The father of three – who earns considerably more than the average Italian homemaker – said at the time that he knows what it’s like to have to “buy nappies, baby bottles and spend for nurseries”.
But now Health Minister Beatrice Lorenzin wants to double that amount in a bid to stave off what she describes as a “catastrophic” decline in the country’s birth rate, as well as introduce higher payments for second and subsequent children.
Italy’s birth rate has more halved since the ‘baby boom’ of the 1960s, with the number of births falling to 488,000 in 2015 – fewer than in any other years since the modern state was formed in 1861.
“If we carry on as we are and fail to reverse the trend, there will be fewer than 350,000 births a year in 10 years’ time, 40 percent less than in 2010 — an apocalypse,” the minister, Beatrice Lorenzin, said in an interview with La Repubblica on Sunday.
“In five years we have lost more than 66,000 births (per year) — that is the equivalent of a city the size of Siena,” the minister added. “If we link this to the increasing number of old and chronically ill people, we have a picture of a moribund country.”
Italians love children, but the stereotypical image of parents surrounded by their large brood has been confined to history.
And the ‘baby bonus’ will do little to change that, Elisabetta Addis, an economist and demographics expert at the University of Sassari, told The Local.
Italian women give birth to 1.39 children on average, compared the 1.58 average across the EU.
One of the main things stopping them from having more is the drastically low rate of participation of women in the workforce.

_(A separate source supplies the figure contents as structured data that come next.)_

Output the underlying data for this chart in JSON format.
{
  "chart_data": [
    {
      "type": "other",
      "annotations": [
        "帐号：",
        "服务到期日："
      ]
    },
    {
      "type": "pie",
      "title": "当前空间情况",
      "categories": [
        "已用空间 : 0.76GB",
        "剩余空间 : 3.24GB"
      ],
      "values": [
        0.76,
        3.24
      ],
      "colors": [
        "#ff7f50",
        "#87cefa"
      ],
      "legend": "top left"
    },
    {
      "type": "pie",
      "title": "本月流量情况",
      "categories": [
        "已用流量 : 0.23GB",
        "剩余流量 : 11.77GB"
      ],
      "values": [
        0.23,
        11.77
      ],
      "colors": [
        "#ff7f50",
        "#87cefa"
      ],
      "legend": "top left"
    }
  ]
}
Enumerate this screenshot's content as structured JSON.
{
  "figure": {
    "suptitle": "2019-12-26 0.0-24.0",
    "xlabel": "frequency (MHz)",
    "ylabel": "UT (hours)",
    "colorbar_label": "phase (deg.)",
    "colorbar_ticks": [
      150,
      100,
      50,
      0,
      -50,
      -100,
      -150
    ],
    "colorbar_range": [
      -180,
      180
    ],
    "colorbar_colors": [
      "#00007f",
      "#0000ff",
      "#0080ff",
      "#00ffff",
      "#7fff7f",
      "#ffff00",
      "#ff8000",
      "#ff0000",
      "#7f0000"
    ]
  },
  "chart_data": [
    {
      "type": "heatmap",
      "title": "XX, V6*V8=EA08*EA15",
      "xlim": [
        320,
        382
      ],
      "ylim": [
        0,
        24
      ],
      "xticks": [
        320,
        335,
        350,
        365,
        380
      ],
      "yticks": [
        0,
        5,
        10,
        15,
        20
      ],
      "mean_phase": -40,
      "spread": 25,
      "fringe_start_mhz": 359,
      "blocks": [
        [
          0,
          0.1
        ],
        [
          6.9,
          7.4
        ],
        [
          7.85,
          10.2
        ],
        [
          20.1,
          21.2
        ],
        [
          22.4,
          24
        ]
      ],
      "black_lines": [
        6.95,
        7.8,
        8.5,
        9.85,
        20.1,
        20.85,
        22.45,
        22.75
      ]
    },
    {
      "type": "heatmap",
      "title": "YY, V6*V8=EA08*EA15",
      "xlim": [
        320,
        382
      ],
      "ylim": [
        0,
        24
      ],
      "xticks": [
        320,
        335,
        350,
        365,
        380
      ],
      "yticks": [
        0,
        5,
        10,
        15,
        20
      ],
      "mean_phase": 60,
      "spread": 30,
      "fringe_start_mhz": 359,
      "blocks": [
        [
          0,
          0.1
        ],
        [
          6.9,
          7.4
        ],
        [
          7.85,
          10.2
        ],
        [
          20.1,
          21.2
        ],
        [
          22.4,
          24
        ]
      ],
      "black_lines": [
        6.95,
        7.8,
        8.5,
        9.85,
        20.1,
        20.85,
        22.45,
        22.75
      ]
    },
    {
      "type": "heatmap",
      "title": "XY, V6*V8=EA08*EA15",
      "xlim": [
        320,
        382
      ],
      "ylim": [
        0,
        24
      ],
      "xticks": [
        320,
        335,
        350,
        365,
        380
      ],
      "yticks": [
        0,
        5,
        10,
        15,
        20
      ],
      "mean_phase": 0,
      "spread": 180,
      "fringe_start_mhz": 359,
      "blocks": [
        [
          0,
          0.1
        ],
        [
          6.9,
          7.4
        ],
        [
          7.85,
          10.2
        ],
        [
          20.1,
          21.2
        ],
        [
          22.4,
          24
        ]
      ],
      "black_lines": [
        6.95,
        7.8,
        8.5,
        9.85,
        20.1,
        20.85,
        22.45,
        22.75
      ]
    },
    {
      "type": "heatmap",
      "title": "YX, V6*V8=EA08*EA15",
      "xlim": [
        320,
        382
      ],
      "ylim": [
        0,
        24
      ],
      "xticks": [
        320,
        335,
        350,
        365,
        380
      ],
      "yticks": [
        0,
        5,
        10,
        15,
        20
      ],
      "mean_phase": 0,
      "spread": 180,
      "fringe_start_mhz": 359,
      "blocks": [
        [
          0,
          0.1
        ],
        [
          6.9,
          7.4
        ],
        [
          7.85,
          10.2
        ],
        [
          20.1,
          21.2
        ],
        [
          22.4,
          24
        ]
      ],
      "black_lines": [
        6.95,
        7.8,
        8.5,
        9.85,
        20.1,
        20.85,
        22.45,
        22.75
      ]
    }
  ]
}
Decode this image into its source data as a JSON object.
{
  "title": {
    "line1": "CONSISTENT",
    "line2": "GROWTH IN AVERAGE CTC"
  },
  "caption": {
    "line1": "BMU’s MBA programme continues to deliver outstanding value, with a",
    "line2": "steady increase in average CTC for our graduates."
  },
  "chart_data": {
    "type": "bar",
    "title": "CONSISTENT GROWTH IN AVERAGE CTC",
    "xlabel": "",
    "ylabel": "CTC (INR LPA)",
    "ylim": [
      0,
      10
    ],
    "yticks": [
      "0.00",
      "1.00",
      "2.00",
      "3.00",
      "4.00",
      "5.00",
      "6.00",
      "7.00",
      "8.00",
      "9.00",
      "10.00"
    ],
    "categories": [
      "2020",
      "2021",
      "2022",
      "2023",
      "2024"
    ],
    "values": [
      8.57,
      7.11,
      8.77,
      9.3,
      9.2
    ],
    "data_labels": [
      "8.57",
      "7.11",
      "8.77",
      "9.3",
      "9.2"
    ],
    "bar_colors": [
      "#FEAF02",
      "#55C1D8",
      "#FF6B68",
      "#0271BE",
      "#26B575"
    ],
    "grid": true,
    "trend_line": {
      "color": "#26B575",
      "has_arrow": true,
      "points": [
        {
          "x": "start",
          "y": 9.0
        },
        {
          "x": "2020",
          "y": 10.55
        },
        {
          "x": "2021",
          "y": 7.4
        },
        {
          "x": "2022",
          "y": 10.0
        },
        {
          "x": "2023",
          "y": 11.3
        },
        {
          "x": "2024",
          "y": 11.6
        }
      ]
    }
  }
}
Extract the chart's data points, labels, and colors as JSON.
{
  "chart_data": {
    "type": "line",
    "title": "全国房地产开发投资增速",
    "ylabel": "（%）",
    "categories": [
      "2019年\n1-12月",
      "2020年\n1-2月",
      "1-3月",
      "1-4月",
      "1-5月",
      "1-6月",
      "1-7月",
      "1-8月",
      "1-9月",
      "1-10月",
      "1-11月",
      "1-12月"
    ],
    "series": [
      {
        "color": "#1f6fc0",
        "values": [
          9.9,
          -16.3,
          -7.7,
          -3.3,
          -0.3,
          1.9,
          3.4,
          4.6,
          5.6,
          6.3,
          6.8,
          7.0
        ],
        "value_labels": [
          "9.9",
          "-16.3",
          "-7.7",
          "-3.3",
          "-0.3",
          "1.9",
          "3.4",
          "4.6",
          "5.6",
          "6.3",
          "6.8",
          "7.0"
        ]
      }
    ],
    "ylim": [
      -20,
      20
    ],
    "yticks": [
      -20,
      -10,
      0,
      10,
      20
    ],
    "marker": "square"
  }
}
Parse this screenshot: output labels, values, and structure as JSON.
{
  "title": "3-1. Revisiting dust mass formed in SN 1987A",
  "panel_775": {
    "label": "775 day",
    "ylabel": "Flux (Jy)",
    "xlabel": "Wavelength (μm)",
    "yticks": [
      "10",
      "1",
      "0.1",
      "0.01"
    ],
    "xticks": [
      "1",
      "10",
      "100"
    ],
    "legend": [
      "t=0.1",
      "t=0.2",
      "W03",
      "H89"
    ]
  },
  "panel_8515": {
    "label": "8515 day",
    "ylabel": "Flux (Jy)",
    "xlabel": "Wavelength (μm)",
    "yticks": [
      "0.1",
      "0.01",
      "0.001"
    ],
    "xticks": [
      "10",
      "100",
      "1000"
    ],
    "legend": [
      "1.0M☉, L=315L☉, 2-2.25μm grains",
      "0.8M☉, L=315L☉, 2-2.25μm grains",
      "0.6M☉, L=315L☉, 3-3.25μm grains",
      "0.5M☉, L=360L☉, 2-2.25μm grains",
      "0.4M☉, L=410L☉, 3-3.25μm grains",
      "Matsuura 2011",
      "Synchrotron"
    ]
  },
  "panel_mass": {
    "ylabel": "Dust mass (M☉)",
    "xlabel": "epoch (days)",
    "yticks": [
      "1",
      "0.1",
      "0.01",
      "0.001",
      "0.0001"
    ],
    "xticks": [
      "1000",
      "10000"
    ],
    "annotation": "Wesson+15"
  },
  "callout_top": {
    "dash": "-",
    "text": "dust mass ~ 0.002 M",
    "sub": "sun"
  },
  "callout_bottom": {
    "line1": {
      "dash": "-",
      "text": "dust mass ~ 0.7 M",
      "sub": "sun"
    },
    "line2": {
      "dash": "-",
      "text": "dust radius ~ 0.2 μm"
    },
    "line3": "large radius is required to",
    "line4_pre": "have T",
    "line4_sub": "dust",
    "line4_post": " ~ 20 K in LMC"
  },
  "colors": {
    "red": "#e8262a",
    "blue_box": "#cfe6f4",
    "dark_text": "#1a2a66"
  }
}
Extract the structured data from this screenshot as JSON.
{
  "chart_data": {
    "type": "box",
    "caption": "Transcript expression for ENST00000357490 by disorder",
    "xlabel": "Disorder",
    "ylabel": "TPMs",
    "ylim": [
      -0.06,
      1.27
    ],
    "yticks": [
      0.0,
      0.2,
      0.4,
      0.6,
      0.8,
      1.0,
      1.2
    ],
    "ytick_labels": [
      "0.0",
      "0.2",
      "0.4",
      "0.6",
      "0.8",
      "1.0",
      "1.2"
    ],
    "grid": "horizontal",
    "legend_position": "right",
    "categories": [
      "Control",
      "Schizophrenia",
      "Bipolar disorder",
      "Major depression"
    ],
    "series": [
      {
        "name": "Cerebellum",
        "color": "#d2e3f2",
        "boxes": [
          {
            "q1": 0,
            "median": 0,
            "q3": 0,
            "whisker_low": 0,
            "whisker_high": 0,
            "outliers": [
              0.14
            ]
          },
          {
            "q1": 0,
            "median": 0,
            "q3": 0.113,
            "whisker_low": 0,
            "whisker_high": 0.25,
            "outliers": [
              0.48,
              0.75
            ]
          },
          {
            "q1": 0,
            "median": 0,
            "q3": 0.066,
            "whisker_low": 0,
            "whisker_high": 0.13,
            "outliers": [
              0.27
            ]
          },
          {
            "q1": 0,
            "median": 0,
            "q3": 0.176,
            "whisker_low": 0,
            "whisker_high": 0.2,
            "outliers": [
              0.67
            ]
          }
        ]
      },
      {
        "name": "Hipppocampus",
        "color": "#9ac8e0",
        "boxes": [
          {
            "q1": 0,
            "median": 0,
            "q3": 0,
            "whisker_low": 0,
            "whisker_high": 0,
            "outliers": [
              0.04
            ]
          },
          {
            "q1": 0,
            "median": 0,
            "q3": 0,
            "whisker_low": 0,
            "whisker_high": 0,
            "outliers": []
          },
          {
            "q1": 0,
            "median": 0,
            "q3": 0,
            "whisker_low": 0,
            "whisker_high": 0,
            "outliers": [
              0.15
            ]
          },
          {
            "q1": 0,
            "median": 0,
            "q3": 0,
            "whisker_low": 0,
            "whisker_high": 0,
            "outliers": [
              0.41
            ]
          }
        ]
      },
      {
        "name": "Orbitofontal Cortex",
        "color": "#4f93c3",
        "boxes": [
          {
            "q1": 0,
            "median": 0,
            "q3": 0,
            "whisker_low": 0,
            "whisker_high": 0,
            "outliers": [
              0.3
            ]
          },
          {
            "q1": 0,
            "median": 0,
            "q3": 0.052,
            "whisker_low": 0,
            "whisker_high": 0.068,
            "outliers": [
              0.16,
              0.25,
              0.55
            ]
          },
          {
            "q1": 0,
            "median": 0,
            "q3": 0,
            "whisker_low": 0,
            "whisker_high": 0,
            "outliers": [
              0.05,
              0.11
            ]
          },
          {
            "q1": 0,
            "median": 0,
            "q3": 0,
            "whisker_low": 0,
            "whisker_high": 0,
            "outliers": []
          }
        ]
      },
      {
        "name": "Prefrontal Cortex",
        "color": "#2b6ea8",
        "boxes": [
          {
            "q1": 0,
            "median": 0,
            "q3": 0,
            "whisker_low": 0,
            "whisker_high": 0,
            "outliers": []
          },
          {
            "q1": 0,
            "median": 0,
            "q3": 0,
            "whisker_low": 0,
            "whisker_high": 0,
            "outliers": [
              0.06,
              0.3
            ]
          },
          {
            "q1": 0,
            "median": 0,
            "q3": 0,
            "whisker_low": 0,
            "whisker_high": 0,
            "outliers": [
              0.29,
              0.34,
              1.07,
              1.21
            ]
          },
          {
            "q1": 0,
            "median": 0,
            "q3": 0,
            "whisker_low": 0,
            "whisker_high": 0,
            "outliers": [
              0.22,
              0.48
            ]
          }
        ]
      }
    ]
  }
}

“It’s 37 percent in Italy – the lowest in the EU other than Malta,” said Addis.
“The EU average is about 67-70 percent, while the target for all states is 60 percent.
“In the south, where it’s like the 1950s, it’s even worse.”
Meanwhile, Italy’s unemployment rate – at 11.4 percent – still remains one of the highest in Europe, despite dipping slightly over the last few months, and salaries have hardly changed for almost 20 years.
“There is no guarantee of an income for citizens; and most will not think about starting a family unless they have a job. A woman who would like to have a child in Italy could very well become fully dependent on the salary of the father.”
The €80 bonus is currently payable only for babies born between January 1st 2015 and December 31st 2017 up to their third birthdays.
Lorenzin wants to expand eligibility to all under-threes (thereby including those born before 2015) and to extend the provision for an additional three years, covering all babies born up until the end of 2020.
Higher-income families, those with taxable earnings of more than €25,000 per year, are not eligible for the scheme, excluding about a third of parents.
The allowances are paid at higher rates for the poorest — those declaring less than €7,000 a year to the taxman.
Under the new proposals, the payment for second and subsequent children would be €240/month for average families and €400/month for the poorest.
But compared to countries like France, little has been done to stimulate the birth rate in other ways, such as giving women with children the flexibility to work and assistance with child care.
With children finishing school in most places at around lunchtime, the Italian school system also does little to accommodate working parents, while the cost of nursery care is high.
“A ‘baby bonus’ might help families in financial distress but there is no correlation between giving out money and the birth rate, but there is a correlation between the range of services provided and people having more children,” Addis said.
“Having children is a long-term project. Schools could be kept open until 6pm, freeing up a woman’s time so that she can work, and there should be continual help and assistance while the children are young.”